Nello specifico, l’analisi evidenzia che la ricerca di informazioni può verificarsi in modo temporalizzato, ossia in particolari momenti della giornata o interstiziale, tra un impegno e l’altro; in modo consequenziale a partire da una singola notizia che riporta ad altre da esplorare; o relazionale in quanto può avvenire anche attraverso segnalazioni che partono dalla propria rete di conoscenze. Inoltre, la ricerca di informazioni può essere verticale partendo da un interesse o bisogno specifico e anche di natura protettiva-immersiva come pretesto per estraniarsi dal contesto circostante. Interessante è anche la modalità di fruizione delle informazioni e la tipologia di linguaggio più gradita dagli intervistati in riferimento alle piattaforme digitali: infografica, video e contenuti testuali.  
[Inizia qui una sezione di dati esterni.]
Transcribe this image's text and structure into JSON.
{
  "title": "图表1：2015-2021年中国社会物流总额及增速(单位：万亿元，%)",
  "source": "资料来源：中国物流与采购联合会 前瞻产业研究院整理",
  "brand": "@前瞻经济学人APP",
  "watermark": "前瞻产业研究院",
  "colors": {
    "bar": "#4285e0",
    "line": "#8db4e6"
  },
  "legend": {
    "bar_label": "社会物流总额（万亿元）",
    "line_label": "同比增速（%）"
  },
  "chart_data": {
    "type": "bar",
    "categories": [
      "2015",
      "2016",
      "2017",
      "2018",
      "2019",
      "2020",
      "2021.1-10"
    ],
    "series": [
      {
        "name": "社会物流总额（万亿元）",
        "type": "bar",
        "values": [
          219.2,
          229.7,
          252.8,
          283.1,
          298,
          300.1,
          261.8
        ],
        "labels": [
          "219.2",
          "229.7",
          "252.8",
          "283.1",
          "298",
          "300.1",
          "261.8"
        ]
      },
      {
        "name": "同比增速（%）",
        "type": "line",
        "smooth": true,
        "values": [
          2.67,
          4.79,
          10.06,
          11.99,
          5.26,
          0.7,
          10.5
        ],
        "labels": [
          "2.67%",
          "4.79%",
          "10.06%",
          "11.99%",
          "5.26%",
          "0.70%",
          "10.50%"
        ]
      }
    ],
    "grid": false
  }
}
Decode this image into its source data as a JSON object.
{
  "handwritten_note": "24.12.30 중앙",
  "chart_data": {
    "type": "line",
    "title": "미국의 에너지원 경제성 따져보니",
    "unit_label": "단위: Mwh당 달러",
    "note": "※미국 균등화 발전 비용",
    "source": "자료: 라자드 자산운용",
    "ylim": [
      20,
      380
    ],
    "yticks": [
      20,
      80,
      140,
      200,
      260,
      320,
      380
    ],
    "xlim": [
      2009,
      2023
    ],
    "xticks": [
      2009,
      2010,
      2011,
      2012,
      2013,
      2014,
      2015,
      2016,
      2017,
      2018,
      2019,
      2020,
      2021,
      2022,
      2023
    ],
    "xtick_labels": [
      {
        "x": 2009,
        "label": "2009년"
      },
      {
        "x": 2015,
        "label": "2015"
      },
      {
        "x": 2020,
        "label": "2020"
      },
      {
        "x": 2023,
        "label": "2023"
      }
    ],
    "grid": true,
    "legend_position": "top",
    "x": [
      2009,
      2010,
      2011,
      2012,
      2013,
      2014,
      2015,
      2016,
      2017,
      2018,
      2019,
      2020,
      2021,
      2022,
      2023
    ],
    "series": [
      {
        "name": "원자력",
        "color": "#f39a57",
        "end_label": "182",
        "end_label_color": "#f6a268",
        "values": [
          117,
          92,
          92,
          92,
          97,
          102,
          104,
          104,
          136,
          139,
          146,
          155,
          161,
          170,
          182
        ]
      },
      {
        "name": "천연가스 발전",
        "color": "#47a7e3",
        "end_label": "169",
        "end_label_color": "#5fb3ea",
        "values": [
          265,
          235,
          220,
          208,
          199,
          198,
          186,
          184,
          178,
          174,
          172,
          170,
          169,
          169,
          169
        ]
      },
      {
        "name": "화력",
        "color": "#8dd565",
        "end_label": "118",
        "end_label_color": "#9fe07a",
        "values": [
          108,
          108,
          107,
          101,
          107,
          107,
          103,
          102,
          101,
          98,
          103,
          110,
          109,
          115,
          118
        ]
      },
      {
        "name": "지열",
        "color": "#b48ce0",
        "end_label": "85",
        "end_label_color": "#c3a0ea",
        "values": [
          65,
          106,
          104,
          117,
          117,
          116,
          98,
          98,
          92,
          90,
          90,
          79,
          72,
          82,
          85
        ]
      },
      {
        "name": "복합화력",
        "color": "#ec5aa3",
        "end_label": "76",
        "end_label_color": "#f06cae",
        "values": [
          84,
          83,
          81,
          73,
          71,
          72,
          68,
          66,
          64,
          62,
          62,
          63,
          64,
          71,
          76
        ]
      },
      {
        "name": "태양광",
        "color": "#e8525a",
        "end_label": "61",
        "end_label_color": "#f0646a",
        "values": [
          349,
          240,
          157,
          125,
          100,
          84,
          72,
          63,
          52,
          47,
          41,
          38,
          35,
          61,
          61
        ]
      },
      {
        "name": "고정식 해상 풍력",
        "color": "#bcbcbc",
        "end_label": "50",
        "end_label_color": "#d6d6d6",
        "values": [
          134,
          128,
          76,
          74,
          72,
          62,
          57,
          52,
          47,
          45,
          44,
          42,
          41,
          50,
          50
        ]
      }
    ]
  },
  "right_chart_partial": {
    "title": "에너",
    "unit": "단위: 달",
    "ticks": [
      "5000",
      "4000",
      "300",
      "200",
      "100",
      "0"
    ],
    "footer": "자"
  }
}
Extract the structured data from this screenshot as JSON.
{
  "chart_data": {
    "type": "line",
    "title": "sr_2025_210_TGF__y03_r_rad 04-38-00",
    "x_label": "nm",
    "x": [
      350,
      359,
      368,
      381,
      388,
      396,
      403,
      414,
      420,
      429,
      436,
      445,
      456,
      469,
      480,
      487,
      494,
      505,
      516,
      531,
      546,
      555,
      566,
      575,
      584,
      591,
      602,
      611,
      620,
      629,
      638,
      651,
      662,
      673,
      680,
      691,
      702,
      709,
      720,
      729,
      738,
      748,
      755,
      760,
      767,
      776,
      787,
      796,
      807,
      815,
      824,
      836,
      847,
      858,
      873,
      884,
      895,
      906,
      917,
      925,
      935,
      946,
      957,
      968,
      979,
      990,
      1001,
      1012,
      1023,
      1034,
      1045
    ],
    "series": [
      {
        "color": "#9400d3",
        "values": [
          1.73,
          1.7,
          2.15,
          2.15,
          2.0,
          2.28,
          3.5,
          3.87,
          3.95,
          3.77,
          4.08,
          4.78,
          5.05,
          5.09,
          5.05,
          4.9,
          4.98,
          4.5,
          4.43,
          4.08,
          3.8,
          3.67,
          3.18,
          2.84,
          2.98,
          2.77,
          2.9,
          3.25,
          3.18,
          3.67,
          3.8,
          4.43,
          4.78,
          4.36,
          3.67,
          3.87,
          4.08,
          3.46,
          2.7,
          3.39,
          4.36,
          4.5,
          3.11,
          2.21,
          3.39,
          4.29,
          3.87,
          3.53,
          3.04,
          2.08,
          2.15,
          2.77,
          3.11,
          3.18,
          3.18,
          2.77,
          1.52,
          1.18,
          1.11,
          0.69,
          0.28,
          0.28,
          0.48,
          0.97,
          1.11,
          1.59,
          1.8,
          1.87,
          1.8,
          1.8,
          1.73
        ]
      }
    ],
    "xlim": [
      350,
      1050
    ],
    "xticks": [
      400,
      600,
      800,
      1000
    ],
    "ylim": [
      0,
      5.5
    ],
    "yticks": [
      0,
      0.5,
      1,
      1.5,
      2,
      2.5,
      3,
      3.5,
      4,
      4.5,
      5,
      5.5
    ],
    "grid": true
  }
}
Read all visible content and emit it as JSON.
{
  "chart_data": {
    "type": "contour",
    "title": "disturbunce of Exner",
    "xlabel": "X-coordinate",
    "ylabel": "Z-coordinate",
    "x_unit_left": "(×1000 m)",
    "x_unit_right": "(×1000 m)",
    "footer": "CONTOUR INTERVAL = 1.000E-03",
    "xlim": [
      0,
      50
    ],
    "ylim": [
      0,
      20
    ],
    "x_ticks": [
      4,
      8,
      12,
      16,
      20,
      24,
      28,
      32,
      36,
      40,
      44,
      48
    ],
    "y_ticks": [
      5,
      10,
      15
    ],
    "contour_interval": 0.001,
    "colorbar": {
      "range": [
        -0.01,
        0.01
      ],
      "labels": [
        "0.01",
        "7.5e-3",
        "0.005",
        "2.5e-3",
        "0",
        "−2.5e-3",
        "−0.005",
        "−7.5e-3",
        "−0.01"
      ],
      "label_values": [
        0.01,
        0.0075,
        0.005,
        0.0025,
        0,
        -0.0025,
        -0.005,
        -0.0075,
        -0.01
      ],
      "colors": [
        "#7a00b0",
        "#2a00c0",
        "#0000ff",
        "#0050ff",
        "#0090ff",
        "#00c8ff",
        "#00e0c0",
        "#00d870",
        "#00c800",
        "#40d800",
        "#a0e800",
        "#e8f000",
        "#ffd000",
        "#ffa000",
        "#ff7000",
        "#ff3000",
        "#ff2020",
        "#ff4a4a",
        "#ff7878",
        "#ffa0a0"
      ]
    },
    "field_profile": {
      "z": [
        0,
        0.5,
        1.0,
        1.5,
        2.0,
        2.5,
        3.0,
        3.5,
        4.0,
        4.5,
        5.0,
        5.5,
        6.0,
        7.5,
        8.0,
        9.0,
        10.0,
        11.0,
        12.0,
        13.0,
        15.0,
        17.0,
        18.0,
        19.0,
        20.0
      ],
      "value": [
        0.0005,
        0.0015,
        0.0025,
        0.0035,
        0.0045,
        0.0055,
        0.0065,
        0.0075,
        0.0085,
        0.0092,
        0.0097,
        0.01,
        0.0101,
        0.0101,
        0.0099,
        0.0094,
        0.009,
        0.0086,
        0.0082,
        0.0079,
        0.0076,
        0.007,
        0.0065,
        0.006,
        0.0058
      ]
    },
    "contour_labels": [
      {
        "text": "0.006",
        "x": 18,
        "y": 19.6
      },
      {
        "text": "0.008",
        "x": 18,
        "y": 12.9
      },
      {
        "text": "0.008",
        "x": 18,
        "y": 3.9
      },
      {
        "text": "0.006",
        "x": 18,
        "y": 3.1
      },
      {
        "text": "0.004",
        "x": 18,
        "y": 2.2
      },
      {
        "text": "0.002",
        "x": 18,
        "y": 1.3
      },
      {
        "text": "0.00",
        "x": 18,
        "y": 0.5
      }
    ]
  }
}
Inoltre, dallo studio, che ha anche visto gli studenti privarsi del contatto con lo smartphone per 24 ore, emerge una dipendenza da dispositivi mobili, legata soprattutto alla continua esigenza di ricercare informazioni e dati, utilizzati dai giovani per essere in collegamento con il mondo e avere una bussola che li orienti nel quotidiano.

Tale dipendenza è stata classificata come gestuale nell’atto istintivo e involontario di controllare ripetutamente lo schermo, sensoriale nella sensazione di essere in una bolla e protetti dal mondo esterno, monitorante nell’osservare cosa accade, rimanere sempre connessi e documentare ogni momento della propria vita.

“L’esperimento della “disimmersione”, ovvero scollegarsi dai dispositivi digitali e dalla rete, ha consentito ai nostri studenti di raggiungere un livello di consapevolezza e autoanalisi molto più alto rispetto ai modi e al senso delle loro pratiche quotidiane”, ha dichiarato Chiara Giaccardi (nella foto), professore ordinario di Sociologia dei processi culturali e comunicativi presso l’Università Cattolica del Sacro Cuore. “Emerge un’ambivalenza: da un lato il bisogno di essere connessi e non sentirsi tagliati fuori, dall’altro il desiderio di una protezione, una barriera, verso un mondo sentito forse come troppo complesso e sfidante. La scommessa formativa riguarda proprio il lavorare sul livello della consapevolezza per favorire, piuttosto che un ritiro dal mondo di cui si ascoltano gli echi filtrati dai dispositivi, un desiderio di coinvolgimento attivo e contributivo anche attraverso le possibilità offerte dal digitale”.